Please read these assignment instructions before writing your paper, and re-read them often during and after the writing process to make sure that you are fulfilling all of the instructions.

Overview

The following assignment is an exercise designed to help you write your Final Paper. In this exercise, you will do the following:

  • Identify a topic of interest from the list, and narrow it down to a particular, concrete ethical problem or question.
  • Provide an introduction in which you briefly explain the topic and the particular question on which you will focus your paper.
  • Explain three ethically significant issues pertaining to this question that would need to be considered when addressing it.
  • Use the Thesis Generator in the Ashford Writing Center to construct a thesis statement that articulates your position on the topic as you have defined it. (https://awc.ashford.edu/writing-tools-thesis-generator.html)

Instructions

The exercise must be at least 400 words in length (excluding title and reference pages) and formatted according to APA style as outlined in the Ashford Writing Center. Be sure to including a title page and reference page as necessary. Your exercise must be organized to address each of the five parts below. Number each part accordingly.

  1. Part One: Thesis Statement

    Use the Thesis Generator in the Ashford Writing Center to construct a thesis statement that articulates your position on the question as you have defined it. This will likely be the last thing you do in this exercise, but your thesis should be placed at the top of the first page after the title page.

    Your thesis should clearly state your position and provide a concise statement of the primary reason(s) drawn from the three issues you raise in Part Two. For example, having identified three important issues that need to be considered, you may find that two of them support your view, and while one may present a challenge to it, that challenge can be overcome.

  2. Part Two: Provide a Brief Introduction to the Topic

    Your introduction must make clear to the reader exactly what ethical problem or question you are addressing within this topic, and what you consider to be the boundaries of the question.

    For example, a paper on criminal punishment might consider whether capital punishment should be used as punishment for certain types of crime, or it might consider the broader question of whether the criminal justice system should favor retribution over rehabilitation.
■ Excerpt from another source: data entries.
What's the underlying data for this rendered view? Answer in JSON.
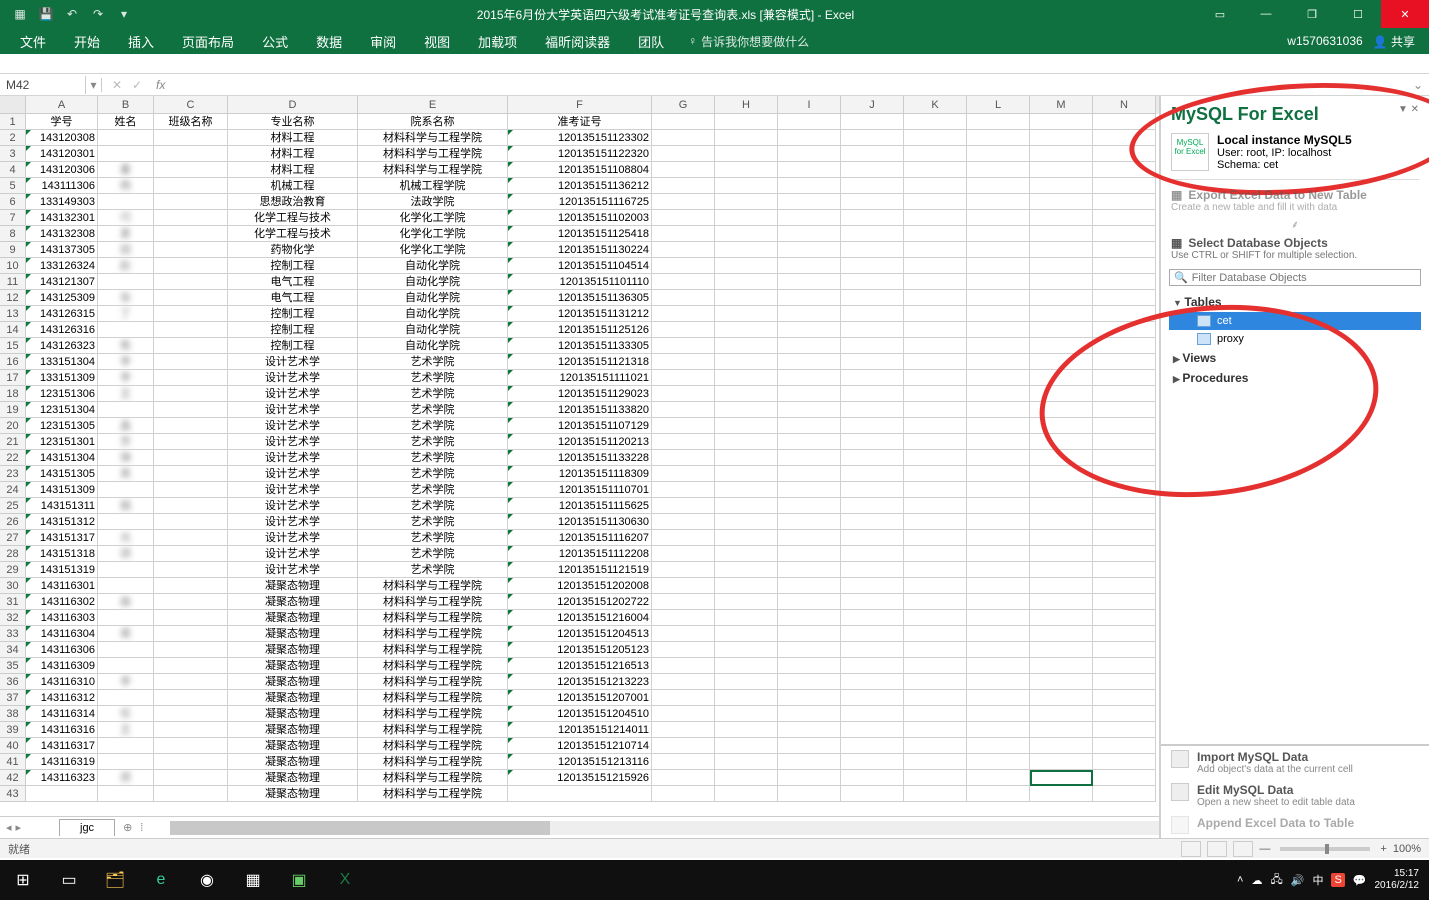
{
  "title": "2015年6月份大学英语四六级考试准考证号查询表.xls [兼容模式] - Excel",
  "qat": {
    "save": "💾",
    "undo": "↶",
    "redo": "↷",
    "more": "▾"
  },
  "ribbon": {
    "tabs": [
      "文件",
      "开始",
      "插入",
      "页面布局",
      "公式",
      "数据",
      "审阅",
      "视图",
      "加载项",
      "福昕阅读器",
      "团队"
    ],
    "tell": "告诉我你想要做什么",
    "user": "w1570631036",
    "share": "共享"
  },
  "namebox": "M42",
  "columns": [
    "A",
    "B",
    "C",
    "D",
    "E",
    "F",
    "G",
    "H",
    "I",
    "J",
    "K",
    "L",
    "M",
    "N"
  ],
  "headers": {
    "A": "学号",
    "B": "姓名",
    "C": "班级名称",
    "D": "专业名称",
    "E": "院系名称",
    "F": "准考证号"
  },
  "rows": [
    {
      "n": 1,
      "A": "学号",
      "B": "姓名",
      "C": "班级名称",
      "D": "专业名称",
      "E": "院系名称",
      "F": "准考证号",
      "hdr": true
    },
    {
      "n": 2,
      "A": "143120308",
      "B": " ",
      "D": "材料工程",
      "E": "材料科学与工程学院",
      "F": "120135151123302"
    },
    {
      "n": 3,
      "A": "143120301",
      "B": " ",
      "D": "材料工程",
      "E": "材料科学与工程学院",
      "F": "120135151122320"
    },
    {
      "n": 4,
      "A": "143120306",
      "B": "暑",
      "D": "材料工程",
      "E": "材料科学与工程学院",
      "F": "120135151108804"
    },
    {
      "n": 5,
      "A": "143111306",
      "B": "杨",
      "D": "机械工程",
      "E": "机械工程学院",
      "F": "120135151136212"
    },
    {
      "n": 6,
      "A": "133149303",
      "B": " ",
      "D": "思想政治教育",
      "E": "法政学院",
      "F": "120135151116725"
    },
    {
      "n": 7,
      "A": "143132301",
      "B": "巧",
      "D": "化学工程与技术",
      "E": "化学化工学院",
      "F": "120135151102003"
    },
    {
      "n": 8,
      "A": "143132308",
      "B": "夏",
      "D": "化学工程与技术",
      "E": "化学化工学院",
      "F": "120135151125418"
    },
    {
      "n": 9,
      "A": "143137305",
      "B": "田",
      "D": "药物化学",
      "E": "化学化工学院",
      "F": "120135151130224"
    },
    {
      "n": 10,
      "A": "133126324",
      "B": "赵",
      "D": "控制工程",
      "E": "自动化学院",
      "F": "120135151104514"
    },
    {
      "n": 11,
      "A": "143121307",
      "B": " ",
      "D": "电气工程",
      "E": "自动化学院",
      "F": "120135151101110"
    },
    {
      "n": 12,
      "A": "143125309",
      "B": "张",
      "D": "电气工程",
      "E": "自动化学院",
      "F": "120135151136305"
    },
    {
      "n": 13,
      "A": "143126315",
      "B": "丁",
      "D": "控制工程",
      "E": "自动化学院",
      "F": "120135151131212"
    },
    {
      "n": 14,
      "A": "143126316",
      "B": " ",
      "D": "控制工程",
      "E": "自动化学院",
      "F": "120135151125126"
    },
    {
      "n": 15,
      "A": "143126323",
      "B": "焦",
      "D": "控制工程",
      "E": "自动化学院",
      "F": "120135151133305"
    },
    {
      "n": 16,
      "A": "133151304",
      "B": "李",
      "D": "设计艺术学",
      "E": "艺术学院",
      "F": "120135151121318"
    },
    {
      "n": 17,
      "A": "133151309",
      "B": "李",
      "D": "设计艺术学",
      "E": "艺术学院",
      "F": "120135151111021"
    },
    {
      "n": 18,
      "A": "123151306",
      "B": "王",
      "D": "设计艺术学",
      "E": "艺术学院",
      "F": "120135151129023"
    },
    {
      "n": 19,
      "A": "123151304",
      "B": " ",
      "D": "设计艺术学",
      "E": "艺术学院",
      "F": "120135151133820"
    },
    {
      "n": 20,
      "A": "123151305",
      "B": "  晶",
      "D": "设计艺术学",
      "E": "艺术学院",
      "F": "120135151107129"
    },
    {
      "n": 21,
      "A": "123151301",
      "B": "  芳",
      "D": "设计艺术学",
      "E": "艺术学院",
      "F": "120135151120213"
    },
    {
      "n": 22,
      "A": "143151304",
      "B": "  弹",
      "D": "设计艺术学",
      "E": "艺术学院",
      "F": "120135151133228"
    },
    {
      "n": 23,
      "A": "143151305",
      "B": "  英",
      "D": "设计艺术学",
      "E": "艺术学院",
      "F": "120135151118309"
    },
    {
      "n": 24,
      "A": "143151309",
      "B": " ",
      "D": "设计艺术学",
      "E": "艺术学院",
      "F": "120135151110701"
    },
    {
      "n": 25,
      "A": "143151311",
      "B": "  娟",
      "D": "设计艺术学",
      "E": "艺术学院",
      "F": "120135151115625"
    },
    {
      "n": 26,
      "A": "143151312",
      "B": " ",
      "D": "设计艺术学",
      "E": "艺术学院",
      "F": "120135151130630"
    },
    {
      "n": 27,
      "A": "143151317",
      "B": "  光",
      "D": "设计艺术学",
      "E": "艺术学院",
      "F": "120135151116207"
    },
    {
      "n": 28,
      "A": "143151318",
      "B": "  颂",
      "D": "设计艺术学",
      "E": "艺术学院",
      "F": "120135151112208"
    },
    {
      "n": 29,
      "A": "143151319",
      "B": " ",
      "D": "设计艺术学",
      "E": "艺术学院",
      "F": "120135151121519"
    },
    {
      "n": 30,
      "A": "143116301",
      "B": " ",
      "D": "凝聚态物理",
      "E": "材料科学与工程学院",
      "F": "120135151202008"
    },
    {
      "n": 31,
      "A": "143116302",
      "B": "曲",
      "D": "凝聚态物理",
      "E": "材料科学与工程学院",
      "F": "120135151202722"
    },
    {
      "n": 32,
      "A": "143116303",
      "B": " ",
      "D": "凝聚态物理",
      "E": "材料科学与工程学院",
      "F": "120135151216004"
    },
    {
      "n": 33,
      "A": "143116304",
      "B": "裘",
      "D": "凝聚态物理",
      "E": "材料科学与工程学院",
      "F": "120135151204513"
    },
    {
      "n": 34,
      "A": "143116306",
      "B": " ",
      "D": "凝聚态物理",
      "E": "材料科学与工程学院",
      "F": "120135151205123"
    },
    {
      "n": 35,
      "A": "143116309",
      "B": " ",
      "D": "凝聚态物理",
      "E": "材料科学与工程学院",
      "F": "120135151216513"
    },
    {
      "n": 36,
      "A": "143116310",
      "B": "李",
      "D": "凝聚态物理",
      "E": "材料科学与工程学院",
      "F": "120135151213223"
    },
    {
      "n": 37,
      "A": "143116312",
      "B": " ",
      "D": "凝聚态物理",
      "E": "材料科学与工程学院",
      "F": "120135151207001"
    },
    {
      "n": 38,
      "A": "143116314",
      "B": "任",
      "D": "凝聚态物理",
      "E": "材料科学与工程学院",
      "F": "120135151204510"
    },
    {
      "n": 39,
      "A": "143116316",
      "B": "王",
      "D": "凝聚态物理",
      "E": "材料科学与工程学院",
      "F": "120135151214011"
    },
    {
      "n": 40,
      "A": "143116317",
      "B": " ",
      "D": "凝聚态物理",
      "E": "材料科学与工程学院",
      "F": "120135151210714"
    },
    {
      "n": 41,
      "A": "143116319",
      "B": " ",
      "D": "凝聚态物理",
      "E": "材料科学与工程学院",
      "F": "120135151213116"
    },
    {
      "n": 42,
      "A": "143116323",
      "B": "郑",
      "D": "凝聚态物理",
      "E": "材料科学与工程学院",
      "F": "120135151215926"
    },
    {
      "n": 43,
      "A": " ",
      "B": " ",
      "D": "凝聚态物理",
      "E": "材料科学与工程学院",
      "F": " "
    }
  ],
  "sheet_tab": "jgc",
  "status": {
    "ready": "就绪",
    "zoom": "100%"
  },
  "mysql": {
    "title": "MySQL For Excel",
    "conn_name": "Local instance MySQL5",
    "conn_user": "User: root, IP: localhost",
    "conn_schema": "Schema: cet",
    "export_t": "Export Excel Data to New Table",
    "export_d": "Create a new table and fill it with data",
    "select_t": "Select Database Objects",
    "select_d": "Use CTRL or SHIFT for multiple selection.",
    "filter_ph": "Filter Database Objects",
    "grp_tables": "Tables",
    "tbl1": "cet",
    "tbl2": "proxy",
    "grp_views": "Views",
    "grp_procs": "Procedures",
    "import_t": "Import MySQL Data",
    "import_d": "Add object's data at the current cell",
    "edit_t": "Edit MySQL Data",
    "edit_d": "Open a new sheet to edit table data",
    "append_t": "Append Excel Data to Table",
    "append_d": " "
  },
  "taskbar": {
    "time": "15:17",
    "date": "2016/2/12"
  }
}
If you were writing on this topic, you would need to specify which of these (or some other) specific question you intend to discuss. (Note: You may not write on criminal punishment, this is just an example. More examples are given in the “Notes and Advice” section.) You should aim to focus your question as narrowly as possible.

    The final sentence of this paragraph should provide a brief summary of the three ethically significant issues pertaining to this question that you intend to address.

  3. Parts Three, Four, and Five: Explain Three Ethically Significant Issues Pertaining to This Question

    An “ethically significant issue” is a feature of the topic and circumstances that must be taken into account when reasoning about the question. For example, if you were writing on criminal punishment and focusing on the question of whether drug users should be imprisoned, ethically significant issues might include the monetary costs, the social costs, the impact on the person, the effect on the drug trade, and so on. And each of these, in turn, would have sub-issues, negative and positive sides, etc. Your task is to be as specific as you can in explaining the ethically significant issue. See the Instructor Guidance for further information.

    The first sentence of each paragraph must be a topic sentence that clearly states what issue you will be considering. The remainder of the paragraph should address the relevance and import of the ethically significant feature of the situation. Each paragraph should be focused on a distinct issue.